# tha swamp



## englishmonster (Aug 12, 2012)

i just got outa tha swamp. we treed 1 huge one after a 3 hour run. it  was a perfect hunt. tha walk in wasent hard at all. we had prob 8 seasoned plotts and an old blue dog that would run hog or bear. it was a blast.  tha bear prob wayed 300 pounds. thats almost as big as tha spider i saw crossing tha road. lol!


----------



## swamper65 (Aug 12, 2012)

Was nice this morning.  What part of the swamp?


----------



## englishmonster (Aug 14, 2012)

Big Sawmp in Waycross


----------



## ALPHAMAX (Aug 15, 2012)

englishmonster said:


> Big Sawmp in Waycross


that sho nuff is a swamp


----------



## oldways (Aug 15, 2012)

Congrats on a good mornin I hunt Dixion during the year on the hunts. That swamp has got to be my most favorite place in the world....


----------



## englishmonster (Aug 16, 2012)

i would rather hunt a swamp than a mountain anyday. Plus u have ALOT more natural resources around you for ur hounds and yourself. Swamp life is tha best life!


----------



## ALPHAMAX (Aug 16, 2012)

my grandaddy was born in waycross, way back when. that sure is beautiful country


----------



## englishmonster (Aug 18, 2012)

i agree! here is plnty of elboy room down there. i live between Columbus and Lagrange Ga. i am getting chocked up here. me and my wife are moving down yonder in a few months


----------



## Son (Aug 18, 2012)

Swamp hunted til the age of 40. When urbanization took over those lands, i moved to Ga. SW Ga, and i've found a few swamp's, just not as large as what i was used to. Less people though, and that's great. Isn't going to last long though, but maybe long enough for me at my age.

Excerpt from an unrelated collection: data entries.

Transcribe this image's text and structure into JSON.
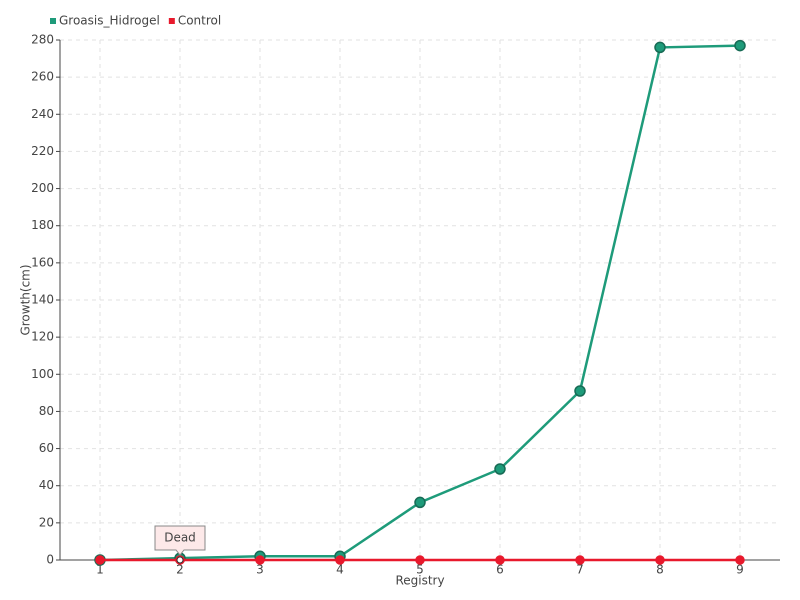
{
  "chart_data": {
    "type": "line",
    "x_label": "Registry",
    "y_label": "Growth(cm)",
    "categories": [
      "1",
      "2",
      "3",
      "4",
      "5",
      "6",
      "7",
      "8",
      "9"
    ],
    "series": [
      {
        "name": "Groasis_Hidrogel",
        "color": "#1e9b7a",
        "values": [
          0,
          1,
          2,
          2,
          31,
          49,
          91,
          276,
          277
        ]
      },
      {
        "name": "Control",
        "color": "#e8192c",
        "values": [
          0,
          0,
          0,
          0,
          0,
          0,
          0,
          0,
          0
        ]
      }
    ],
    "annotations": [
      {
        "text": "Dead",
        "series": "Control",
        "category": "2"
      }
    ],
    "ylim": [
      0,
      280
    ],
    "yticks": [
      0,
      20,
      40,
      60,
      80,
      100,
      120,
      140,
      160,
      180,
      200,
      220,
      240,
      260,
      280
    ],
    "grid": true,
    "legend": "top-left"
  }
}
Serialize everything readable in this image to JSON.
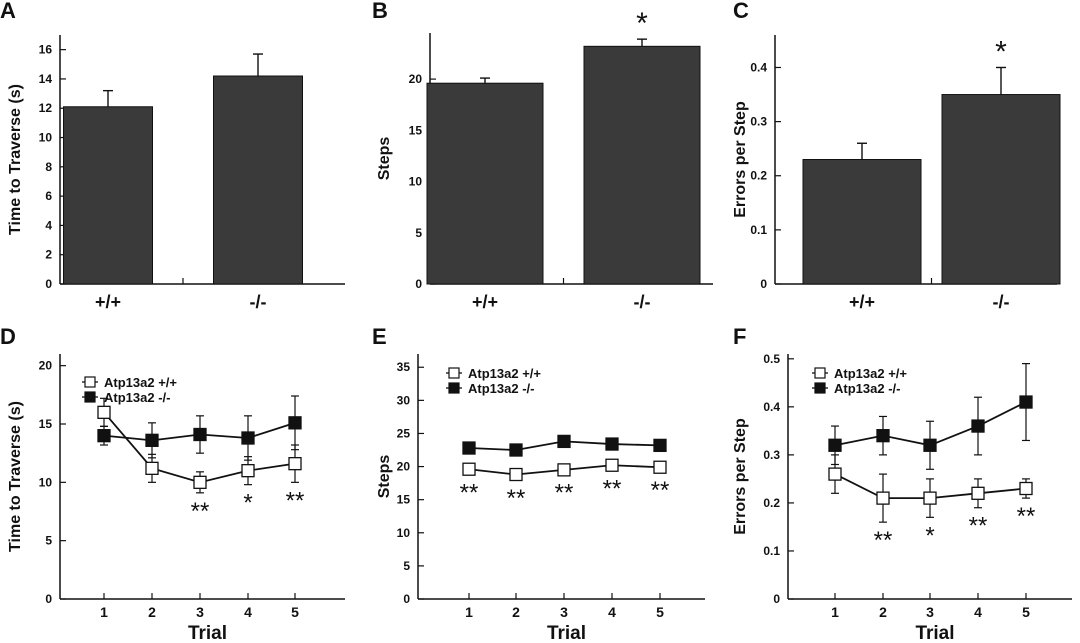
{
  "chart_data": [
    {
      "type": "bar",
      "panel": "A",
      "categories": [
        "+/+",
        "-/-"
      ],
      "values": [
        12.1,
        14.2
      ],
      "errors": [
        1.1,
        1.5
      ],
      "significance": [
        "",
        ""
      ],
      "ylabel": "Time to Traverse (s)",
      "xlabel": "",
      "ylim": [
        0,
        17
      ],
      "yticks": [
        0,
        2,
        4,
        6,
        8,
        10,
        12,
        14,
        16
      ],
      "ytick_labels": [
        "0",
        "2",
        "4",
        "6",
        "8",
        "10",
        "12",
        "14",
        "16"
      ],
      "bar_color": "#3a3a3a"
    },
    {
      "type": "bar",
      "panel": "B",
      "categories": [
        "+/+",
        "-/-"
      ],
      "values": [
        19.6,
        23.2
      ],
      "errors": [
        0.5,
        0.7
      ],
      "significance": [
        "",
        "*"
      ],
      "ylabel": "Steps",
      "xlabel": "",
      "ylim": [
        0,
        24.5
      ],
      "yticks": [
        0,
        5,
        10,
        15,
        20
      ],
      "ytick_labels": [
        "0",
        "5",
        "10",
        "15",
        "20"
      ],
      "bar_color": "#3a3a3a"
    },
    {
      "type": "bar",
      "panel": "C",
      "categories": [
        "+/+",
        "-/-"
      ],
      "values": [
        0.23,
        0.35
      ],
      "errors": [
        0.03,
        0.05
      ],
      "significance": [
        "",
        "*"
      ],
      "ylabel": "Errors per Step",
      "xlabel": "",
      "ylim": [
        0,
        0.46
      ],
      "yticks": [
        0,
        0.1,
        0.2,
        0.3,
        0.4
      ],
      "ytick_labels": [
        "0",
        "0.1",
        "0.2",
        "0.3",
        "0.4"
      ],
      "bar_color": "#3a3a3a"
    },
    {
      "type": "line",
      "panel": "D",
      "x": [
        1,
        2,
        3,
        4,
        5
      ],
      "xtick_labels": [
        "1",
        "2",
        "3",
        "4",
        "5"
      ],
      "xlim": [
        0,
        6
      ],
      "xlabel": "Trial",
      "ylabel": "Time to Traverse (s)",
      "ylim": [
        0,
        21
      ],
      "yticks": [
        0,
        5,
        10,
        15,
        20
      ],
      "ytick_labels": [
        "0",
        "5",
        "10",
        "15",
        "20"
      ],
      "series": [
        {
          "name": "Atp13a2 +/+",
          "marker": "open-square",
          "values": [
            16.0,
            11.2,
            10.0,
            11.0,
            11.6
          ],
          "errors": [
            1.2,
            1.2,
            0.9,
            1.2,
            1.6
          ]
        },
        {
          "name": "Atp13a2 -/-",
          "marker": "filled-square",
          "values": [
            14.0,
            13.6,
            14.1,
            13.8,
            15.1
          ],
          "errors": [
            0.8,
            1.5,
            1.6,
            1.9,
            2.3
          ]
        }
      ],
      "significance": [
        "",
        "",
        "**",
        "*",
        "**"
      ]
    },
    {
      "type": "line",
      "panel": "E",
      "x": [
        1,
        2,
        3,
        4,
        5
      ],
      "xtick_labels": [
        "1",
        "2",
        "3",
        "4",
        "5"
      ],
      "xlim": [
        0,
        6
      ],
      "xlabel": "Trial",
      "ylabel": "Steps",
      "ylim": [
        0,
        37
      ],
      "yticks": [
        0,
        5,
        10,
        15,
        20,
        25,
        30,
        35
      ],
      "ytick_labels": [
        "0",
        "5",
        "10",
        "15",
        "20",
        "25",
        "30",
        "35"
      ],
      "series": [
        {
          "name": "Atp13a2 +/+",
          "marker": "open-square",
          "values": [
            19.6,
            18.8,
            19.5,
            20.2,
            19.9
          ],
          "errors": [
            0.8,
            0.8,
            0.7,
            0.8,
            0.7
          ]
        },
        {
          "name": "Atp13a2 -/-",
          "marker": "filled-square",
          "values": [
            22.8,
            22.5,
            23.8,
            23.4,
            23.2
          ],
          "errors": [
            0.6,
            0.6,
            0.6,
            0.6,
            0.6
          ]
        }
      ],
      "significance": [
        "**",
        "**",
        "**",
        "**",
        "**"
      ]
    },
    {
      "type": "line",
      "panel": "F",
      "x": [
        1,
        2,
        3,
        4,
        5
      ],
      "xtick_labels": [
        "1",
        "2",
        "3",
        "4",
        "5"
      ],
      "xlim": [
        0,
        6
      ],
      "xlabel": "Trial",
      "ylabel": "Errors per Step",
      "ylim": [
        0,
        0.51
      ],
      "yticks": [
        0,
        0.1,
        0.2,
        0.3,
        0.4,
        0.5
      ],
      "ytick_labels": [
        "0",
        "0.1",
        "0.2",
        "0.3",
        "0.4",
        "0.5"
      ],
      "series": [
        {
          "name": "Atp13a2 +/+",
          "marker": "open-square",
          "values": [
            0.26,
            0.21,
            0.21,
            0.22,
            0.23
          ],
          "errors": [
            0.04,
            0.05,
            0.04,
            0.03,
            0.02
          ]
        },
        {
          "name": "Atp13a2 -/-",
          "marker": "filled-square",
          "values": [
            0.32,
            0.34,
            0.32,
            0.36,
            0.41
          ],
          "errors": [
            0.04,
            0.04,
            0.05,
            0.06,
            0.08
          ]
        }
      ],
      "significance": [
        "",
        "**",
        "*",
        "**",
        "**"
      ]
    }
  ],
  "colors": {
    "bar": "#3a3a3a",
    "ink": "#111111",
    "open_marker_fill": "#ffffff"
  }
}
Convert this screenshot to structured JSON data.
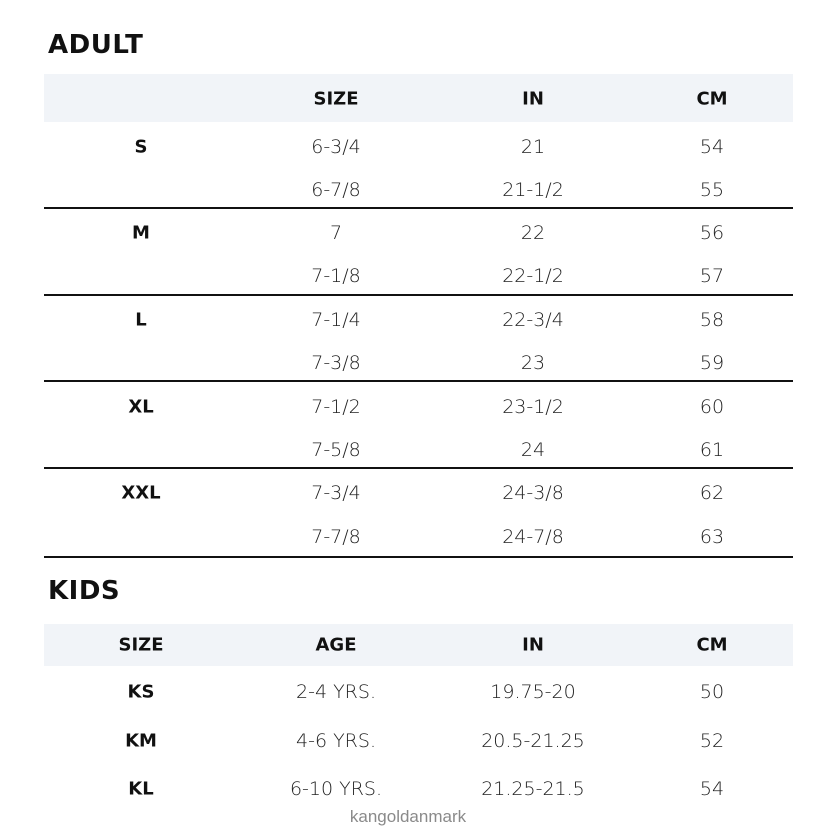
{
  "adult": {
    "title": "ADULT",
    "headers": [
      "",
      "SIZE",
      "IN",
      "CM"
    ],
    "groups": [
      {
        "label": "S",
        "rows": [
          [
            "6-3/4",
            "21",
            "54"
          ],
          [
            "6-7/8",
            "21-1/2",
            "55"
          ]
        ]
      },
      {
        "label": "M",
        "rows": [
          [
            "7",
            "22",
            "56"
          ],
          [
            "7-1/8",
            "22-1/2",
            "57"
          ]
        ]
      },
      {
        "label": "L",
        "rows": [
          [
            "7-1/4",
            "22-3/4",
            "58"
          ],
          [
            "7-3/8",
            "23",
            "59"
          ]
        ]
      },
      {
        "label": "XL",
        "rows": [
          [
            "7-1/2",
            "23-1/2",
            "60"
          ],
          [
            "7-5/8",
            "24",
            "61"
          ]
        ]
      },
      {
        "label": "XXL",
        "rows": [
          [
            "7-3/4",
            "24-3/8",
            "62"
          ],
          [
            "7-7/8",
            "24-7/8",
            "63"
          ]
        ]
      }
    ]
  },
  "kids": {
    "title": "KIDS",
    "headers": [
      "SIZE",
      "AGE",
      "IN",
      "CM"
    ],
    "rows": [
      [
        "KS",
        "2-4 YRS.",
        "19.75-20",
        "50"
      ],
      [
        "KM",
        "4-6 YRS.",
        "20.5-21.25",
        "52"
      ],
      [
        "KL",
        "6-10 YRS.",
        "21.25-21.5",
        "54"
      ]
    ]
  },
  "watermark": "kangoldanmark",
  "colors": {
    "header_band": "#f1f4f8",
    "rule": "#111111"
  }
}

People were moving in by the droves until 2009, now they're moving out due to the economy. What used to be woods in my area now, has lots of vacant houses and forsale signs. I'm wondering where they went that was better?


----------



## englishmonster (Aug 19, 2012)

i noticed that down in Waycross. alot of empty and for sale houses. thats not gonna detur me from  living in tha swamp. but its like that everywhere. folks from up north and Atl are packing in around here by tha tons. they consider 5 or 10 acres ta be country life. i say there all ignorant. 5 and 10 acres adds up quick


----------



## huntingonthefly (Aug 27, 2012)

Next time you're down there and have a treed bear. Let them leash the dogs and pull them back. Stay still a few feet from  the tree with a video cam or smartphone and tape the bear coming down. Awesome, guarantee it! btw, was the old blue dog's name Hank?


----------



## englishmonster (Aug 28, 2012)

yes tha blue dogs name was Hank. we did leash tha dogs back and called tha bear down. he came down to fast ta even think about videoing it. i got 1 decent picture


----------



## englishmonster (Sep 22, 2012)

fhj


----------